10 Responses to HTTP Archive: max-age

  1. Hey Steve,

    Remember caches are allowed to apply a heuristic to freshness for many responses [1], and many (browser and intermediary) do, especially if there’s a Last-Modified header present.

    What would be interesting is a measure of how many responses had any of Cache-Control: max-age, Expires *or* Last-Modified (perhaps greater than, say, three days); that’d give a better idea of how much of the Web is really cacheable.

    It’d also be cool to contrast this with responses that have CC: no-cache, CC: no-store or Pragma: no-cache, to filter out those that the server explicitly doesn’t want cached.

  2. Oops, forgot the reference:
    http://tools.ietf.org/html/draft-ietf-httpbis-p6-cache-14#section-2.3.1.1

    BTW, I agree that explicitly cacheability is always better.
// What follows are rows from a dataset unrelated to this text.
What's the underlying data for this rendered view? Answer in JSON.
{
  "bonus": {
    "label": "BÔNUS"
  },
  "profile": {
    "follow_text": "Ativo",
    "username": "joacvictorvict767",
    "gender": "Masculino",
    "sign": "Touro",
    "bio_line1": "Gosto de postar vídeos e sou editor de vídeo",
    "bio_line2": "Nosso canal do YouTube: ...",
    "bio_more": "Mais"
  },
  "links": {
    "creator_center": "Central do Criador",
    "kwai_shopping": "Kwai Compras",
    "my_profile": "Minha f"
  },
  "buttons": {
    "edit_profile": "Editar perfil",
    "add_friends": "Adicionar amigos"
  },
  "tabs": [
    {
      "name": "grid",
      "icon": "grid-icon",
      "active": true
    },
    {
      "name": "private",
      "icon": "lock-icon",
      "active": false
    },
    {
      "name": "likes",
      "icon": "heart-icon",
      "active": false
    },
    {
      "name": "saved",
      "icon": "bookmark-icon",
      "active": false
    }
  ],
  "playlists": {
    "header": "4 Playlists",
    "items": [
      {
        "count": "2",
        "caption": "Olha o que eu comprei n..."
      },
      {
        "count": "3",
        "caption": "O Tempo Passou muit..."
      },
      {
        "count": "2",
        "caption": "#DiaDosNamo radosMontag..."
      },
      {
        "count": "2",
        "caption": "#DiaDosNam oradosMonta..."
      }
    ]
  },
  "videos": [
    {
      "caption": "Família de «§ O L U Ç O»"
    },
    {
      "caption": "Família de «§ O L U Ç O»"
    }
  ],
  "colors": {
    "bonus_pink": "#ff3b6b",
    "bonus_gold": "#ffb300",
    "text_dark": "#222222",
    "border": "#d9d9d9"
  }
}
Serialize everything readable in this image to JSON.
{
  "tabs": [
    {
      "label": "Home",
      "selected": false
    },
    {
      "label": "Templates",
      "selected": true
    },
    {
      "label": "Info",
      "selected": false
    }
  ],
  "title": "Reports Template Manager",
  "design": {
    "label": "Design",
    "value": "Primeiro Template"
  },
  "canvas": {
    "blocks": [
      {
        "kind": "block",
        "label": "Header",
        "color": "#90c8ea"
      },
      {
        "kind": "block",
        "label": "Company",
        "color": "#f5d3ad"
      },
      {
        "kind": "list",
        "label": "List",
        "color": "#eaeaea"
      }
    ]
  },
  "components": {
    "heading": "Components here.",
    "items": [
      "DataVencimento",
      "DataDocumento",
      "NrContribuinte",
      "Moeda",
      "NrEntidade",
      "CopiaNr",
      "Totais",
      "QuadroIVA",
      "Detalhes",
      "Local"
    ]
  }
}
However, people shouldn’t think that those are the only responses that are cached.

    Cheers,

  3. I think instead of the statement “Only 24% of resources are cacheable for more than a day”, it should be “Only 24% of resources are currently being cached for more than a day”. It could just be a by product of things not being “fast by default”.

  4. I don’t think IE added the heuristic capability until IE 9 (8 and below don’t cache if there’s not an explicit header – well technically they cache but do a freshness check). Can’t wait until the older versions of IE are gone and we have good market share on the new browsers.

  5. IE has used a heuristic for its caching for a long time. Not sure how well it works and I certainly wouldn’t depend on it. I always set explicit cache headers for exactly what I want.

    (Under the section “Conditional Requests and the WinInet Cache”)
    http://msdn.microsoft.com/en-us/library/bb250442%28VS.85%29.aspx

    Also here (Under “Heuristic Cache Improvements”)
    http://blogs.msdn.com/b/ie/archive/2010/07/14/caching-improvements-in-internet-explorer-9.aspx

  6. @Patrick: It’s true that IE9 introduced heuristic expiration based on the algorithm suggested by RFC2616, but earlier versions had once-per-session heuristics and did something (sorta bizarre) for heuristic caching of images across sessions.

    But yes, we’re all in agreement that explicit freshness directives are the right way to go.

  7. @Mark: In addition to heuristic caching is memory cache – an image may be cached in memory and reused regardless of expiration headers and not even generated a conditional GET request. I agree further analysis of no-cache etc would be nice. It would be great if you’d enter a bug with specifics on what you’d like to see.

    Great comments!

  8. mmm, it would be nice to know how many of those resources are ads-related. Most ad serving platforms have a great number of resources not cached (for obvious reasons) and there’s nothing the administrators or programmers of the site can do to improve them…
    I, for example always make to analysis one with the ads blocked and one with everything so I can see what is in my hands to fix and with what I have to cope…

  9. Hi Steve

    I imagine you crawl sites without a log-in. In that case, I think you would get a higher set of cacheable things than when a user is logged-in, right?

  10. @Ionatan: Sounds interesting.

    @dev: I agree – if we were logged in the number of resources would probably be higher.